Cosa dice la Bibbia sui problemi familiari?


Domanda: "Cosa dice la Bibbia sui problemi familiari?"

Risposta:
I problemi familiari non sono una novità. In un mondo perso, quelli che dovremmo amare di più – le nostre famiglie – spesso diventano quelli con cui combattiamo di più. La Bibbia non nasconde il peccato e riporta numerosi problemi familiari, a partire dallo scaricabarile di Adamo, con sua moglie come bersaglio (Genesi 3:12). La rivalità tra fratelli affiora nelle storie di Caino e Abele, Giacobbe ed Esaù, Giuseppe e i suoi fratelli. La gelosia tra mogli – una delle conseguenze negative della poligamia – si trova nelle storie di Anna, Lea e Rachele. Eli e Samuele si occuparono di bambini ribelli. Gionathan fu quasi ucciso da suo padre, Saul. Davide è stato distrutto dalla ribellione di suo figlio Absalom. Osea ha avuto difficoltà matrimoniali. In ognuno di questi casi, le relazioni sono state danneggiate dal peccato.

La Bibbia ha molto da dire sulle relazioni, comprese le dinamiche familiari. La prima istituzione che Dio ha stabilito per le interazioni umane è stata la famiglia (Genesi 2:22-24). Egli ha creato una moglie per Adamo e li ha uniti in matrimonio. Citando questo avvenimento, Gesù in seguito disse: "Quello dunque che Dio ha congiunto, l'uomo non lo separi" (Matteo 19:6). Il disegno di Dio era che un uomo e una donna restassero uniti fino alla morte di uno dei due. Egli desidera benedire questa unione con figli da crescere "nella disciplina e nell'ammonizione del Signore" (Efesini 6:4; vedi anche Salmo 127:3). Molti problemi familiari emergono quando ci ribelliamo al disegno di Dio — per esempio la poligamia, l'adulterio e il divorzio causano problemi perché deviano dal piano originale di Dio.

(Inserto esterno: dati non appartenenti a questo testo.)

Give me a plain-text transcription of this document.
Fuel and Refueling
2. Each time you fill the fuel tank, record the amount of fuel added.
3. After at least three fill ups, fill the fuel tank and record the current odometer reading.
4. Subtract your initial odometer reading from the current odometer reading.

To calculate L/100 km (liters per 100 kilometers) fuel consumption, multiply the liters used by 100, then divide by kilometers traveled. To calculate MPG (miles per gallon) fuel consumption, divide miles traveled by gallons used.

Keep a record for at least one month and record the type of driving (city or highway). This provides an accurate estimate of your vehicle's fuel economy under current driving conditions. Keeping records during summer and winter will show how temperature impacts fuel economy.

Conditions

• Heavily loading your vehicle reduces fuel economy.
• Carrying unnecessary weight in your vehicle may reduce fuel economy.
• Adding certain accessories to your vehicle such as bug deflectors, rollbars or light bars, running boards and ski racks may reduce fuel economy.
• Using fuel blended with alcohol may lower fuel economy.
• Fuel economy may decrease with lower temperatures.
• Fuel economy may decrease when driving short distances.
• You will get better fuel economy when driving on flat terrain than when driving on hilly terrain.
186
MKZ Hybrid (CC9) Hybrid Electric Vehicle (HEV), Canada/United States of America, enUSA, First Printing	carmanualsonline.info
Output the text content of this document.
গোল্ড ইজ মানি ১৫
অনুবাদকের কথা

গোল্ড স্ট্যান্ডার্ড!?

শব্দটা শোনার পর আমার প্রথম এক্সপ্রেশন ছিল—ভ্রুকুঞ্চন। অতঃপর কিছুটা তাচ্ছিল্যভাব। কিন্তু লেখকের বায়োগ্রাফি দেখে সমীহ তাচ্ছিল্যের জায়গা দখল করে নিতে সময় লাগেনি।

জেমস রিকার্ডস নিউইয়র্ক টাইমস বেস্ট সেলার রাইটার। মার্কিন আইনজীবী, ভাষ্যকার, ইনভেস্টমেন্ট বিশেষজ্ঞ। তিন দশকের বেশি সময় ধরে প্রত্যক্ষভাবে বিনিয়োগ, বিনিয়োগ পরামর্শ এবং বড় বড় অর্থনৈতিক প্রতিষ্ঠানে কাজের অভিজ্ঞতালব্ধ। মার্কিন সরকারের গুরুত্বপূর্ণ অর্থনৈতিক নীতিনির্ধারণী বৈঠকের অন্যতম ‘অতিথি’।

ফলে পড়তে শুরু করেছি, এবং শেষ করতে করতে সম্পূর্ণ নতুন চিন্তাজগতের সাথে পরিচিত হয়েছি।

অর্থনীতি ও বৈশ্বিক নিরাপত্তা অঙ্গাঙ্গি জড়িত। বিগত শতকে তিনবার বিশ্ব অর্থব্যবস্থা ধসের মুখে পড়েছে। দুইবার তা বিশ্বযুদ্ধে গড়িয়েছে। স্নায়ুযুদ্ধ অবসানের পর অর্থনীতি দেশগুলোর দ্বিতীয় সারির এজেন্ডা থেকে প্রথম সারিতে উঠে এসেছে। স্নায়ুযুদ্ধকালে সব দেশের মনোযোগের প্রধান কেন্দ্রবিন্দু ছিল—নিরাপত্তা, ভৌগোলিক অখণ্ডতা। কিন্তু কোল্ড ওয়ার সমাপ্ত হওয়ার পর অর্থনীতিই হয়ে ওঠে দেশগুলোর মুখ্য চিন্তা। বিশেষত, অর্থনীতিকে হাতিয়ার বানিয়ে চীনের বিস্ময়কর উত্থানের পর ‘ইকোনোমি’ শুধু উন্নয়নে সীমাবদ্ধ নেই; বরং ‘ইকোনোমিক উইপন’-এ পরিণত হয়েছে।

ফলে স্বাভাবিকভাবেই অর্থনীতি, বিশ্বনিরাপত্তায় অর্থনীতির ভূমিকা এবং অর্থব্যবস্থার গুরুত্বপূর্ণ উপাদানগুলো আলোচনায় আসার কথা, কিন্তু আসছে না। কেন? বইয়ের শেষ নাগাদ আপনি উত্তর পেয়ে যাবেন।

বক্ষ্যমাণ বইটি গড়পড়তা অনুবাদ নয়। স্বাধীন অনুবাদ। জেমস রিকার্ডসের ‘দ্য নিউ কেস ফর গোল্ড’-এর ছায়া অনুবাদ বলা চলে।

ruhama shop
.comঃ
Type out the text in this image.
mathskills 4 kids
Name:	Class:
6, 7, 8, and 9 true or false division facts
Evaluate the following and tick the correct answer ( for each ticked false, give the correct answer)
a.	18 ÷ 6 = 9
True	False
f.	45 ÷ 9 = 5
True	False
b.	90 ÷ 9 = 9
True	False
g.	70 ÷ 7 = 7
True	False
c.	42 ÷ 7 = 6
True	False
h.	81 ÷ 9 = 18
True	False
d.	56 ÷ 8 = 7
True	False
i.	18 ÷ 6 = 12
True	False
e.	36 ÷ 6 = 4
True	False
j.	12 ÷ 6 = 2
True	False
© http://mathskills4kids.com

La Bibbia dà chiare istruzioni su come i membri di una famiglia devono comportarsi gli uni con gli altri. Il piano di Dio è che il marito ami sua moglie nello stesso modo in cui Cristo ama la Sua chiesa (Efesini 5:25, 33). Le mogli devono rispettare i loro mariti e sottomettersi alla loro guida (Efesini 5:22-24, 33; 1 Pietro 3:1). I figli devono obbedire ai loro genitori (Efesini 6:1-4; Esodo 20:12). Quanti problemi familiari si risolverebbero se i mariti, le mogli e i figli seguissero semplicemente queste regole basilari?

Nella prima lettera a Timoteo 5:8 Paolo dice che i componenti di una famiglia devono prendersi cura gli uni degli altri. Gesù ha avuto parole dure per coloro che hanno eluso le loro responsabilità finanziarie nei confronti dei loro genitori anziani, sostenendo di aver dato tutti i loro soldi al tempio (Matteo 15:5-6).

La chiave per l'armonia nelle famiglie non è quella che naturalmente vogliamo applicare. Nella lettera agli Efesini 5:21 Paolo dice di sottomettetevi gli uni agli altri nel timore di Cristo. La sottomissione è in diretta opposizione con il nostro desiderio carnale di dominare e procedere a modo nostro. Noi difendiamo i nostri diritti, sosteniamo le nostre cause, difendiamo le nostre opinioni ed imponiamo i nostri programmi quando possibile. La via di Dio è di crocifiggere la nostra carne (Galati 5:24; Romani 6:11) e sottometterci ai bisogni e ai desideri degli altri quando possiamo. Gesù è il nostro modello per quel tipo di sottomissione alla volontà di Dio. Nella prima lettera a Pietro 2:23 Paolo dice, "Oltraggiato, non rispondeva con oltraggi; soffrendo, non minacciava, ma si rimetteva nelle mani di colui che giudica giustamente".

La maggior parte dei problemi familiari potrebbe essere attenuata se tutti seguissimo le istruzioni presenti in Filippesi 2:3-4: "non facendo nulla per rivalità o vanagloria, ma con umiltà, ciascuno di voi stimando gli altri piú di se stesso. Non cerchi ciascuno unicamente il proprio interesse, ma anche quello degli altri". Quando adottiamo uno spirito di umiltà e trattiamo gli altri come Gesù li tratterebbe, possiamo risolvere molti dei nostri problemi familiari e relazionali.